One year ago, in March 2022, a startup contacted me out of the blue to see if I could help them get their Lifecycle program off the ground. I started advising them a month later, in April 2022.
They are an East coast-based company with clusters of employees in the US, Europe and India. My Pacific time day job has almost no overlap with their schedules at all. About 8:30am-10am is the only time they’ve sent me a Slack message. Over 90% of my time has been working asynchronously early in the morning, late at night, or on weekends.
On my first week, I was shell-shocked by the amount of work they wanted to complete. Even one year later, the team continues to be laser-focused. I am thoroughly impressed with the speed and urgency at which they ship week-after-week.
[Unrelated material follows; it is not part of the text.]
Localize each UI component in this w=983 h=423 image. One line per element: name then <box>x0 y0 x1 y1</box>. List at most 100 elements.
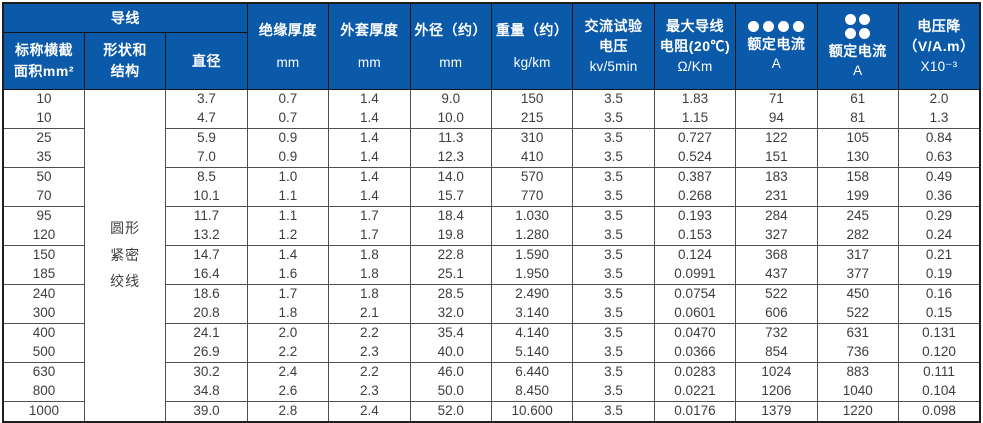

The pace is frenetic.
This has turned out to be a great learning opportunity for me as an marketer.
A rudimentary lifecycle automation can bring a lot of revenue.
In the chart below we can see when we launched the lifecycle marketing campaigns at the end of July 2022.

The product is a fantastic utility so it’s an easier sale than other products. I wrote a small collection of emails and we started generating enough revenue from Lifecycle each week to easily cover the cost of the CRM and my hourly consulting for 20 to 30 hours each month.
This program is heavily dependent on top-of-funnel channels
No doubt in my mind that paid acquisition is the life blood of this company. You can clearly see when the ad team was spending money and when they weren’t. Any major spike or dip is directly related to increasing spend or pulling back on spend, respectively.
I tip my hat tip anyone working on doing the ad-buying because that is tough, high stakes work. Lifecycle can close the sale but the paid acquisition team is what brings the customers in the digital doorway.
Dormant users are difficult
Email is the natural channel to re-engage dormant users. We have a giant list of 20 million people who came through to look at the product and disappeared forever.
In my experience it has been extraordinarily tough to get a dormant user to look at the product a second time purely because of a discount email. 0.15% — that’s our actual email conversion rate for dormant users who have never paid before.
We don’t need gigantic volume to make money
Originally the plan for Lifecycle was to send millions of emails per month to get as many eyeballs as possible. Problem: high-volume email services are expensive!
After some thought we budgeted our outreach to the quotas of our Customer Service platform (Intercom): 400,000 unique users per month. That’s one-tenth of the 4,000,000 uniques per month that the marketing team originally wanted to reach. Reaching out to all possible users in the database doesn’t help on revenue. The people who buy mostly are (1) users that hit the paywall or (2) past customers that we win back.
On average we reach out to about 250,000 people per month.